Math 116: Study Guide - Chapter 5
- Solve the system of equations by the method of substitution. One linear system, one non-linear system. Look at odd problems 5.1.11 - 39*.
- Use a graphing calculator to approximate all points of intersection of the graph of the system
of equations. One system involving transcendental functions, one non-linear system. Look at
all problems 5.1.41 - 51*.
- Solve the system of equations by the method of elimination. Three parts. Look at odd
problems 5.2.11 - 29*.
- Find the system of linear equations which has the given solution. There is more than one
possible solution. One part has an ordered pair, the other part has an ordered triplet.
- Write, but do not solve, the system of linear equations necessary to find the equation of a
circle passing through three points. The model is given to you. Look at problems 5.3.43 - 46.
- Use back substitution to find the solution to the system of equations. Look at all problems
5.3.1 - 6*.
- Solve the system of linear equations. Show your work. One is a three by three system of
linear equations, the other is a two by three system of linear equations. Look at odd problems
5.3.9 - 25.
- Write the partial fraction decomposition for the rational expression. Two parts. Look at all
problems 5.4.11 - 5.4.26*.
- Derive a system of inequalities to describe the region. Two parts. One of the systems is non-linear. Look at problems 5.5.51 - 60.

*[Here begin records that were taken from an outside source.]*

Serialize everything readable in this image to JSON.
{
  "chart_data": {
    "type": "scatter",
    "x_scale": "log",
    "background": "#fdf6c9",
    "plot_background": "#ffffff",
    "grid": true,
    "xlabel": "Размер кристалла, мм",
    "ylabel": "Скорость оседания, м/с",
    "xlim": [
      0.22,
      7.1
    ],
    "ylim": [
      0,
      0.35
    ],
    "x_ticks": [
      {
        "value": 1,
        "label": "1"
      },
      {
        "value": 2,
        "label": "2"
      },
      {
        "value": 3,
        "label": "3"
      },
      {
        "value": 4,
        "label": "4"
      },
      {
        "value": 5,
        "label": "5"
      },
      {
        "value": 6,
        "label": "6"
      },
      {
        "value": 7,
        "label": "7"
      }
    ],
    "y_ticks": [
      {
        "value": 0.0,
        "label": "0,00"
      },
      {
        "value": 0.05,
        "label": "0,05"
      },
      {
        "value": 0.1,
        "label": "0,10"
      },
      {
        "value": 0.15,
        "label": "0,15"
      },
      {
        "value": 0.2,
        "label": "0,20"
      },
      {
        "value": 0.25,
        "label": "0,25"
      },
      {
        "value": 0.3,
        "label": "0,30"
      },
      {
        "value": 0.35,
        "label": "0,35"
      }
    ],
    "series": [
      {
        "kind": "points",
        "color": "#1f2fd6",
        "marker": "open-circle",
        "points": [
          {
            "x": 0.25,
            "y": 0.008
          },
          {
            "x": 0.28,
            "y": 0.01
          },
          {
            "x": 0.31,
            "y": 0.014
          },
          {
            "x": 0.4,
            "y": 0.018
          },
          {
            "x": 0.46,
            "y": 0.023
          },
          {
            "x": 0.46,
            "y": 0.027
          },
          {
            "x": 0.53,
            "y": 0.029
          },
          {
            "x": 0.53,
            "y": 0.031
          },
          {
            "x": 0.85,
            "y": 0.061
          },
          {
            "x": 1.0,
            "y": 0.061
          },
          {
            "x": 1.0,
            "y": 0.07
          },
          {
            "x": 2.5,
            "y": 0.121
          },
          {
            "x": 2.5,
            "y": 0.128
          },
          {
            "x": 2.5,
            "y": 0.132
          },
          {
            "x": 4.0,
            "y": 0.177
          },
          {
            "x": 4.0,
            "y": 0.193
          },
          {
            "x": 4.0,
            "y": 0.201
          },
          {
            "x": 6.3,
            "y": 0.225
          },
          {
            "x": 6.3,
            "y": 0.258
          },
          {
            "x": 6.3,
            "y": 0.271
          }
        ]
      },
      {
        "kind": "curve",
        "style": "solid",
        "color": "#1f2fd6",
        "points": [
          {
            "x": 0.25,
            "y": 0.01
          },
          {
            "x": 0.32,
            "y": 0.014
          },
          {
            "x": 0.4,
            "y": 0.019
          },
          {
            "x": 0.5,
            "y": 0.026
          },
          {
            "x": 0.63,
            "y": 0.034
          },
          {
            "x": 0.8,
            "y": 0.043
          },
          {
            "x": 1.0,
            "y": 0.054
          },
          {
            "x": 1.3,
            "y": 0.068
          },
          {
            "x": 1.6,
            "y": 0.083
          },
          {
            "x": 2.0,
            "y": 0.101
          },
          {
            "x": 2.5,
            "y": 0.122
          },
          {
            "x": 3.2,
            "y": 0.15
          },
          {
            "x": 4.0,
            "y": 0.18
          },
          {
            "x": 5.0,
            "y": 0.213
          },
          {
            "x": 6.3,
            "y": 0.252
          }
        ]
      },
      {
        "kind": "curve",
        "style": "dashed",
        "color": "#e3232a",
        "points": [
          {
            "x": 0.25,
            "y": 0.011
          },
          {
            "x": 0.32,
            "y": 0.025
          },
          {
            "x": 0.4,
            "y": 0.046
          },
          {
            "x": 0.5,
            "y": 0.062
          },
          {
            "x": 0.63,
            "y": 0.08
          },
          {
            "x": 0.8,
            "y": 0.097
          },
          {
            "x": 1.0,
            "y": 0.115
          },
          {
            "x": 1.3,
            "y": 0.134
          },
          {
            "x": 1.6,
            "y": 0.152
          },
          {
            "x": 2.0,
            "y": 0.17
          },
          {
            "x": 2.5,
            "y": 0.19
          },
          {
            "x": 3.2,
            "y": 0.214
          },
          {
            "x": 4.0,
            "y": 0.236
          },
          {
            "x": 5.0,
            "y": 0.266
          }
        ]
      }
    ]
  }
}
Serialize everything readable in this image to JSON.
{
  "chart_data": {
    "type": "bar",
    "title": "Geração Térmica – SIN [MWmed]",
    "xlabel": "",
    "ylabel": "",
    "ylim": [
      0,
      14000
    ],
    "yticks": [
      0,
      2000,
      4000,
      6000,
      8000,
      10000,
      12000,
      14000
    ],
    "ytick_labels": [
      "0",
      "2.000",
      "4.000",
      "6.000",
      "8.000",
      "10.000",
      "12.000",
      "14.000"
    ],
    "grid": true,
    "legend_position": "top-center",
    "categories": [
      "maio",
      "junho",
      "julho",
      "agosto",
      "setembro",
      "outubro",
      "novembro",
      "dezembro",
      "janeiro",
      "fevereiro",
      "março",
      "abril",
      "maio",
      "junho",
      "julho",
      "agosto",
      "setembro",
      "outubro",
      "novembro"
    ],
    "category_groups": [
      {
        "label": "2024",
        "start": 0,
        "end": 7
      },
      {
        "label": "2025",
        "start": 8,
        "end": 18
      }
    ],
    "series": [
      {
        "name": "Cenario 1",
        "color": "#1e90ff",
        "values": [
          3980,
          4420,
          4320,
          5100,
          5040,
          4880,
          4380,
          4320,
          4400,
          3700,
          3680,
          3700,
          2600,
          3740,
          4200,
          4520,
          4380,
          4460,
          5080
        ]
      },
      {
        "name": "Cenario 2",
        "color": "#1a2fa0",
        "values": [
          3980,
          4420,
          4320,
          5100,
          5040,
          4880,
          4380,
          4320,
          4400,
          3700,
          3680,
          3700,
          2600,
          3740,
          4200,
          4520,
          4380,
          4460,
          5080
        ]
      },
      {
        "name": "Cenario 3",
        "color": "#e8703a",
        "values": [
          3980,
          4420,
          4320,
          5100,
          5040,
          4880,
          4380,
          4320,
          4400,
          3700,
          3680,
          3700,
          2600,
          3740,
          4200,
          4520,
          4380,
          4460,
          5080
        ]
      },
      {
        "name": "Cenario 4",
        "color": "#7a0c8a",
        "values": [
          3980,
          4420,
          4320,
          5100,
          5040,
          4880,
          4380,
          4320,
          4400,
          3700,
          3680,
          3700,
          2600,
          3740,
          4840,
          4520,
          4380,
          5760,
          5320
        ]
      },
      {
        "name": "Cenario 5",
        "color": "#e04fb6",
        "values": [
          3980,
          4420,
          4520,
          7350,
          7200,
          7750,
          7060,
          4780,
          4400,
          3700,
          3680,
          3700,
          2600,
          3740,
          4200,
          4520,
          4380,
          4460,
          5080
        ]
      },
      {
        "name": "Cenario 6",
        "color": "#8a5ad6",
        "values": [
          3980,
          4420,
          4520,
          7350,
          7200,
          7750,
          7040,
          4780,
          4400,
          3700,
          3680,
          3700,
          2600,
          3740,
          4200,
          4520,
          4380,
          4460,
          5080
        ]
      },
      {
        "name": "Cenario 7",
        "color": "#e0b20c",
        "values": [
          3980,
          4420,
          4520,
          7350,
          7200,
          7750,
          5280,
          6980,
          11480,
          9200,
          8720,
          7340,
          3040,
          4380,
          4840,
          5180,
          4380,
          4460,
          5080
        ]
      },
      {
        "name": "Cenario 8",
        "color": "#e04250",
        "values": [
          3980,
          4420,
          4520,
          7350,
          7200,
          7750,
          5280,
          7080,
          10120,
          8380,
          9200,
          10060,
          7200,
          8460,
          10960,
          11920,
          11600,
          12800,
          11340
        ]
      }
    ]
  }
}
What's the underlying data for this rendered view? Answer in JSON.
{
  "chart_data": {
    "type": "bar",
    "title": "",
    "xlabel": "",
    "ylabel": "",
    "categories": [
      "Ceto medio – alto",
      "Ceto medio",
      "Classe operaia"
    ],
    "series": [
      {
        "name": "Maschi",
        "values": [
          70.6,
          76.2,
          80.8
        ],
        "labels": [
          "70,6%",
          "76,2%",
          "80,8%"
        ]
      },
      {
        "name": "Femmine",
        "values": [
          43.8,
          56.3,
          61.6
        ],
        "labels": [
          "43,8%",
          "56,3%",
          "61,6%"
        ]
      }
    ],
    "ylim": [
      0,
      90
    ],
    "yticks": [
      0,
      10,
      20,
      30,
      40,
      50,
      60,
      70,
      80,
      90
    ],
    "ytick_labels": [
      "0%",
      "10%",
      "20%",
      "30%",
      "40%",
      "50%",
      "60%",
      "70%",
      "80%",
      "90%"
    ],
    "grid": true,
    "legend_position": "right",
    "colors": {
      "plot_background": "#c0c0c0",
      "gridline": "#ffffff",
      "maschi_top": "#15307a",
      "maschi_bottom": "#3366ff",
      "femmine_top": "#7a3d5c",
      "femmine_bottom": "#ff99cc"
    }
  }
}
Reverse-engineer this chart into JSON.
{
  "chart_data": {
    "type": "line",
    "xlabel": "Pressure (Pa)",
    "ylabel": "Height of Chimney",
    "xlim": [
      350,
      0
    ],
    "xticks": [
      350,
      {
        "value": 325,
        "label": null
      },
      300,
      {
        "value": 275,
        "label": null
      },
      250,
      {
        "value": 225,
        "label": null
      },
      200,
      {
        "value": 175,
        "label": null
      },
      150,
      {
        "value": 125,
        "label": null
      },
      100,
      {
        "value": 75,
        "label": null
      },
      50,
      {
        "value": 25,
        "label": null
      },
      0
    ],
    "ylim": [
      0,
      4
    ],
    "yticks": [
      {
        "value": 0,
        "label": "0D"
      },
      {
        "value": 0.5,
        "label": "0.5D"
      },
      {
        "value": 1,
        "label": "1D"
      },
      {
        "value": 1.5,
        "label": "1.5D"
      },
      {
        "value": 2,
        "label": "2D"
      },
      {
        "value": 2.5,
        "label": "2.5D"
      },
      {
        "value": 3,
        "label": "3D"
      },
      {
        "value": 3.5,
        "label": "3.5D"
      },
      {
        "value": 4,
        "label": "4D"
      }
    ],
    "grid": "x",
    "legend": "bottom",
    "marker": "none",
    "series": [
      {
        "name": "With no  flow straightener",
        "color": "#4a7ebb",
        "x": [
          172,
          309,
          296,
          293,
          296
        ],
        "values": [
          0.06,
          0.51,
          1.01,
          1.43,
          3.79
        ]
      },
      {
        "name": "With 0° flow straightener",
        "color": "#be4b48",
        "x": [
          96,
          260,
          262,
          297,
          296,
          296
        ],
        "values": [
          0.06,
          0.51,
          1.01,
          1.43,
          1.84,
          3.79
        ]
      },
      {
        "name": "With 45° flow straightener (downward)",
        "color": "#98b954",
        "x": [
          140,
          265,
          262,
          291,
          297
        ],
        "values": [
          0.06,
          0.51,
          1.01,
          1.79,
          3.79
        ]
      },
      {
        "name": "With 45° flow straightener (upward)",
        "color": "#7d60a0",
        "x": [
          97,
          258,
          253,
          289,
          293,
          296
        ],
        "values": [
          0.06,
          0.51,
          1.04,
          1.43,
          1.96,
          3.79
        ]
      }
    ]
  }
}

- Maximize and minimize the objective function subject to the given constraints. Look at all
problems 5.6.1 - 5.6.12*.
- Take a system of rational equations and convert it into a 2x2 system of linear equations by
changing the variables. Look at problem 2.4.53 - 70 in terms of how you rewrote the existing
equation as a quadratic by changing variables. Then solve the system of equations. There are
no problems in chapter 5 like this. This problem is designed to see how well you can apply
what you have learned as opposed to reciting what I've given to you.
- Find the equation of a parabola passing through three points. Look at problems 5.4.39 - 42.
You will need to give the generic model (y=ax2 + bx + c), substitute in the values for x and y,
solve the system of equations, and then write the final model.
- *'d problems are directly from the text.